Monday has always been quilting day, but this week our group went on a road trip instead. Our destination was Sturminster Newton, where there is a warehouse full of fabric as well as knitting and other craft supplies. What pleased me most was finding so many fabrics that were made in England. It's more common for their quilting fabrics to come from the US, only at double the price we have to pay. At more than $15. per yard, I want something different!! I bought yard cuts of three lovely pieces and also added some new fat quarters to my William Morris collection and came away very satisfied.

After fabric shopping we went to a store called "Olives et al," a gourmet food store where they offered samples of almost everything. We could have made that our lunch but wound up going on to the charming village of Cerne Abbas. After a good pub lunch, we walked around the town's famous abbey and then along a shaded stream that led us back to town, where a few of their shops proved likewise interesting.

All this, and it's only Thursday morning! My calendar is clear for today, and that's not bad.

Monday, October 13, 2008

St. Catherine's Chapel

We have travelled the coast road many times and have always been intrigued by a lone chapel sitting high on a hill above Abbotsbury. We chose it as our destination for Saturday's hike.

Standing some 280 ft. above the sea, St. Catherine's Chapel has long served seafarers as a landmark on this dangerous coast.

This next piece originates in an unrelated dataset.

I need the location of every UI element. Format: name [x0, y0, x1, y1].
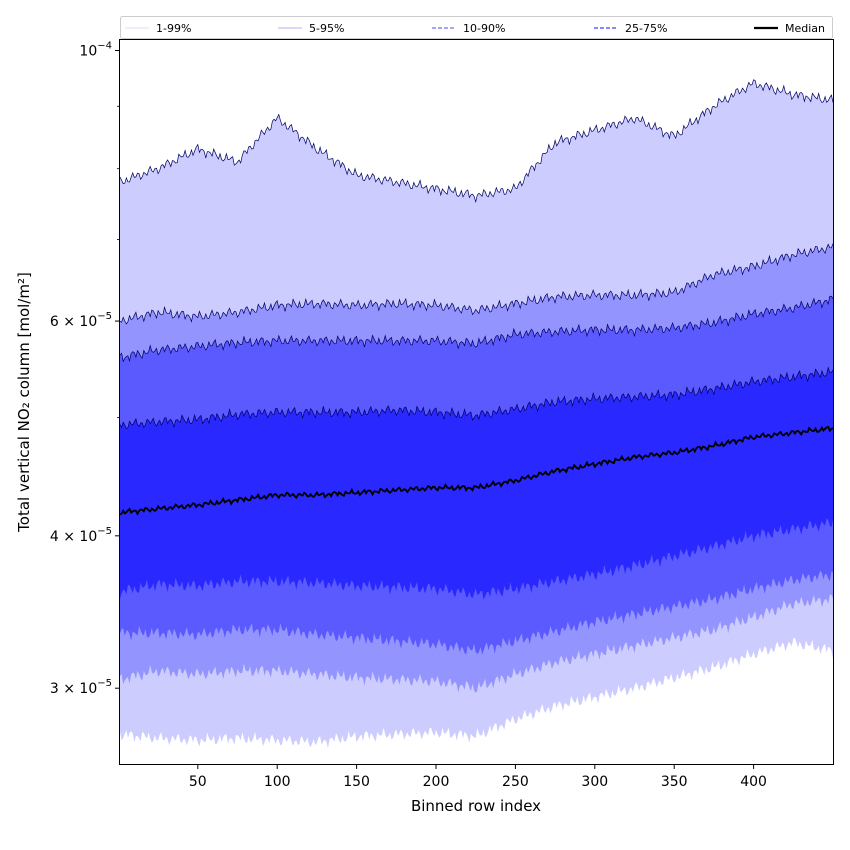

It was built around the beginning of the 15th century as a pilgrim's chapel for the nearby monestery and is constructed entirely of stone that had to be hauled up the hillside from the quarries below. It's in surprisingly good shape, and services are still held inside. They sometimes have night services where everyone carries a flashlight up the trail. That must be an amazing sight.

Partway up the terraced hillside we came to an enclosed field filled with pheasants. We had previously spotted a few pheasants (always a thrill) as we drove along remote roads, but this was clearly different. Not only were there hundreds of them, but they did not take flight when they spotted us. They just scurried away on foot! We concluded that this was a sort of pheasant farm and that they were being raised for the bespoke tables of London and Paris. I mentioned this to an English lady I was talking with yesterday, and she had another explanation. She said that pheasants are raised for sport shooting. They are kept indoors and fed by humans. Then, at about this time of year, they are released into pens to begin their transition from domesticated to wild birds. When hunting season begins in a few weeks, wealthy bird hunters will start arriving from all over the world. Personnel at the lodges where they stay will take them to strategically located hunting spots, where they will wait in hopes of bagging their prey. Just over the ridge, bird handlers will release a flock of pheasants, and Bam! I guess it's no different from walking among the lambies by day and then sitting down to a lamb shank at dinner, but somehow I didn't like the sounds of it.

This hike started in Abbotsbury along a stretch of Chesil Beach, the same Chesil Beach I have written of earlier. It begins on the Isle of Portland and extends to West Bay, some seventeen miles to the west. From an earlier picture, you may remember the size of the "pebbles" we saw in Portland: they were roughly the size of a fist. What is interesting about this beach is that the size of the pebbles decreases as you travel west. In Abbotsbury they're the size of the last joint of your thumb, and in West Bay they're no bigger than your thumb nail. It is said that smugglers coming ashore by night can tell exactly where they are by the size of the pebbles! Another interesting thing is that when huge storms blow through they can erode Portland's banks, carrying its pebbles miles down the beach. In time, however, the action of the waves and tides will sort the pebbles and return each to its proper location.